Para demonstran berhadapan dengan polisi di distrik Seongju, Rabu (26/4), ketika truk yang membawa bagian-bagian sistem pertahanan anti-rudal yang dikenal sebagai THAAD dipindahkan ke sebuah area bekas lapangan golf.

Bagian-bagian pertama sistem THAAD dikirim ke Korea Selatan pada awal Maret.

Seoul dan Washington mengatakan satu-satunya tujuan penempatan sistem canggih THAAD adalah untuk mempertahankan diri terhadap kemungkinan serangan rudal dari Korea Utara, menyangkal klaim China bahwa sistem itu merupakan ancaman bagi keamanannya.

Pyongyang telah melakukan beberapa kali uji coba rudal balistik dalam beberapa bulan terakhir, dan diyakini sedang mempersiapkan uji coba senjata nuklir ke-enam.
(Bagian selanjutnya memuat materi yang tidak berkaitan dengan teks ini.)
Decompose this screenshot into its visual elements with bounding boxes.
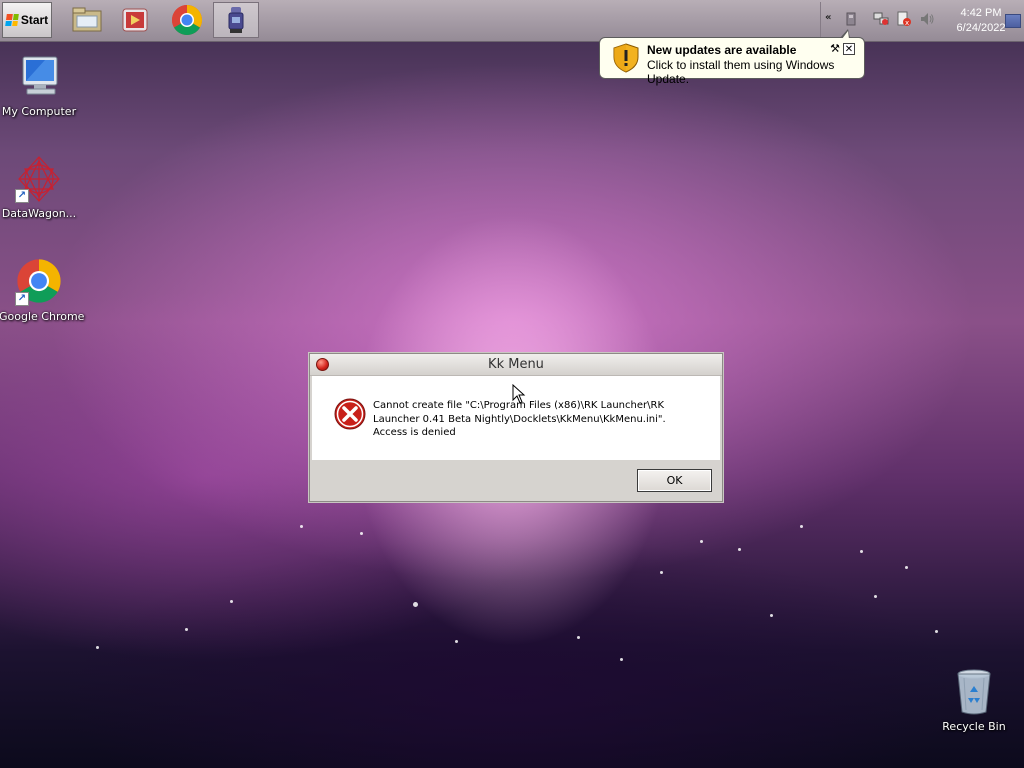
dialog-title: Kk Menu: [488, 357, 544, 372]
media-player-icon: [122, 8, 148, 32]
computer-icon: [22, 56, 58, 95]
action-center-icon[interactable]: x: [896, 11, 912, 27]
error-dialog: Kk Menu Cannot create file "C:\Program F…: [309, 353, 723, 502]
kk-launcher-icon: [228, 7, 244, 33]
dialog-titlebar[interactable]: Kk Menu: [310, 354, 722, 376]
desktop-icon-datawagon[interactable]: ↗ DataWagon...: [0, 155, 79, 220]
warning-shield-icon: [613, 43, 639, 73]
notification-options-icon[interactable]: ⚒: [829, 43, 841, 55]
desktop-icon-my-computer[interactable]: My Computer: [0, 53, 79, 118]
start-label: Start: [20, 13, 49, 27]
notification-text: Click to install them using Windows Upda…: [647, 58, 835, 86]
desktop-icon-label: My Computer: [1, 105, 77, 118]
error-icon: [334, 398, 366, 430]
taskbar-file-explorer-button[interactable]: [64, 2, 110, 38]
recycle-bin-icon: [957, 669, 991, 715]
file-explorer-icon: [72, 7, 102, 32]
balloon-tail: [840, 29, 850, 39]
desktop-icon-label: DataWagon...: [1, 207, 77, 220]
ok-button[interactable]: OK: [637, 469, 712, 492]
taskbar-media-player-button[interactable]: [112, 2, 158, 38]
start-button[interactable]: Start: [2, 2, 52, 38]
show-desktop-icon[interactable]: [1005, 14, 1021, 28]
mouse-cursor-icon: [512, 384, 526, 404]
desktop-icon-label: Google Chrome: [0, 310, 85, 323]
shortcut-arrow-icon: ↗: [15, 189, 29, 203]
show-hidden-icons-chevron[interactable]: «: [825, 12, 831, 23]
update-notification-balloon[interactable]: New updates are available Click to insta…: [599, 29, 865, 86]
notification-title: New updates are available: [647, 43, 797, 57]
taskbar-chrome-button[interactable]: [164, 2, 210, 38]
shortcut-arrow-icon: ↗: [15, 292, 29, 306]
system-tray: « x 4:42 PM 6/24/2022: [820, 2, 1024, 40]
desktop-icon-label: Recycle Bin: [942, 720, 1006, 733]
taskbar-kk-launcher-button[interactable]: [213, 2, 259, 38]
desktop-icon-recycle-bin[interactable]: Recycle Bin: [934, 668, 1014, 733]
notification-close-button[interactable]: ✕: [843, 43, 855, 55]
usb-icon[interactable]: [843, 11, 859, 27]
network-icon[interactable]: [873, 11, 889, 27]
dialog-message: Cannot create file "C:\Program Files (x8…: [373, 400, 666, 438]
volume-icon[interactable]: [919, 11, 935, 27]
svg-text:x: x: [905, 19, 909, 27]
taskbar: Start « x 4:42 PM 6/24/2022: [0, 0, 1024, 42]
chrome-icon: [171, 4, 203, 36]
windows-logo-icon: [4, 14, 19, 26]
desktop-icon-google-chrome[interactable]: ↗ Google Chrome: [0, 258, 85, 323]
Tindakan Korea Utara ini menunjukkan sikap bandel terhadap tantangan keras Beijing dan sanksi ekonomi yang keras oleh masyarakat internasional.

Pada hari Selasa, Korea Utara melakukan apa yang disebutnya latihan penembakan artileri terbesar yang pernah dilakukan di dekat kota pelabuhan Wonsan di pantai timur negara itu.

Media resmi Korea Utara hari Rabu melaporkan bahwa pemimpin Kim Jong-un secara pribadi memantau latihan tersebut, yang meliputi lebih dari 300 tembakan artileri berkaliber besar dan termasuk serangan torpedo bawah laut terhadap sasaran-sasaran yang seolah-olah merupakan kapal-kapal perang musuh.

Dalam acara makan siang di Gedung Putih bersama para duta besar dari negara-negara anggota Dewan Keamanan PBB hari Senin, Presiden Donald Trump menyebut “status quo di Korea Utara" tidak dapat diterima.

Trump mengatakan bahwa Dewan Keamanan harus siap untuk menerapkan sanksi tambahan yang lebih keras terhadap program rudal nuklir dan balistik Korea Utara.

“Dewan Keamanan harus siap untuk menjatuhkan sanksi tambahan dan lebih keras terhadap program rudal nuklir dan balistik Korea Utara. Ini adalah ancaman nyata bagi dunia. Korea Utara adalah masalah besar dunia yang harus diatasi. Masyarakat internasional telah menutup mata dan telinga selama beberapa dekade dan kini saatnya memecahkan masalah itu.”

Komentar tersebut disampaikan setelah Trump melakukan serangkaian pembicaraan telepon terpisah dengan Perdana Menteri Jepang, Presiden China dan Kanselir Jerman untuk membahas keprihatinan mengenai Korea Utara.

Seiring dengan pengiriman aset militer Amerika ke kawasan itu sebagai unjuk kekuatan, Presiden Donald Trump bersandar pada China untuk memberlakukan tekanan ekonomi terhadap Korea Utara yang selama ini menjadi sekutu setianya. Presiden China Xi Jinping mendesak Pyongyang dan Washington agar menahan diri.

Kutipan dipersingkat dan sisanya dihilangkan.